Japon Bilim İnsanlarından Çığır Açan Çalışma...
Bilim dünyasında kanserle mücadeleye yönelik umut verici bir gelişme Japonya’dan geldi. Japon ağaç kurbağasının bağırsak bakterileri üzerine yapılan kapsamlı bir araştırmada, tümörleri yok edebilen yeni bir biyolojik yöntem keşfedildi. Japonya İleri Bilim ve Teknoloji Enstitüsü’nden bilim insanları, sürüngen ve amfibilerin kansere nadiren yakalanmasından yola çıkarak bu canlıların bağırsak mikrobiyotasını mercek altına aldı. Kurbağa, semender ve kertenkelelerden elde edilen toplam 45 farklı bakteri suşu üzerinde yapılan deneylerde, dokuz bakterinin tümörlerle mücadele potansiyeline sahip olduğu belirlendi. En dikkat çekici sonuç ise Japon ağaç kurbağasından (Dryophytes japonicus) izole edilen “Ewingella americana” adlı bakteriyle elde edildi. Fareler üzerinde yapılan deneylerde, bu bakterinin tek dozluk uygulamasının tümörleri tamamen ortadan kaldırdığı ve herhangi bir ciddi yan etkiye yol açmadığı gözlemlendi.
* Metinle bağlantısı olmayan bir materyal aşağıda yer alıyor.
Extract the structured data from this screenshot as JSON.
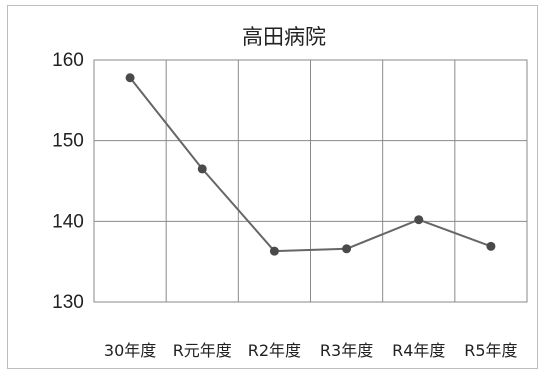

Araştırmanın dikkat çeken bir diğer bulgusu ise bakterinin uzun vadeli etkisi oldu. Tedaviden 30 gün sonra farelere yeniden kanser hücreleri enjekte edilmesine rağmen, yeni tümör oluşumuna rastlanmadı. Bu durum, bakterinin bağışıklık sistemi üzerinde kalıcı bir etki yaratarak adeta bir “bağışıklık hafızası” oluşturduğunu ortaya koydu. Hakemli bilimsel dergi Gut Microbes’ta yayımlanan çalışmada, E. americana’nın kansere karşı çift yönlü bir mekanizmayla etki gösterdiği belirtildi. Bakterinin bir yandan doğrudan tümör dokusuna saldırdığı, diğer yandan ise T hücreleri, B hücreleri ve nötrofiller gibi bağışıklık hücrelerini aktive ederek vücudun savunma sistemini güçlendirdiği ifade edildi. Özellikle kemoterapinin etkisiz kaldığı düşük oksijenli tümör ortamlarında yaşayabilmesi, bakterinin etkinliğini artıran önemli bir unsur olarak değerlendirildi.
Araştırmacılar, E. americana’nın yaygın olarak kullanılan kemoterapi ilaçlarından, doxorubicin dâhil olmak üzere, daha başarılı sonuçlar verdiğini ve kanda hızla temizlenerek sağlıklı dokulara zarar vermediğini belirtti. Güvenli bir profil sergilediği vurgulanan bu bakteriyle ilgili bulgular, biyolojik çeşitliliğin korunmasının yalnızca ekolojik değil, aynı zamanda tıbbi açıdan da hayati öneme sahip olduğunu bir kez daha ortaya koydu. Çalışmanın, gelecekte kanser tedavisinde yeni ve daha etkili biyolojik yaklaşımların geliştirilmesine kapı aralayabileceği ifade ediliyor.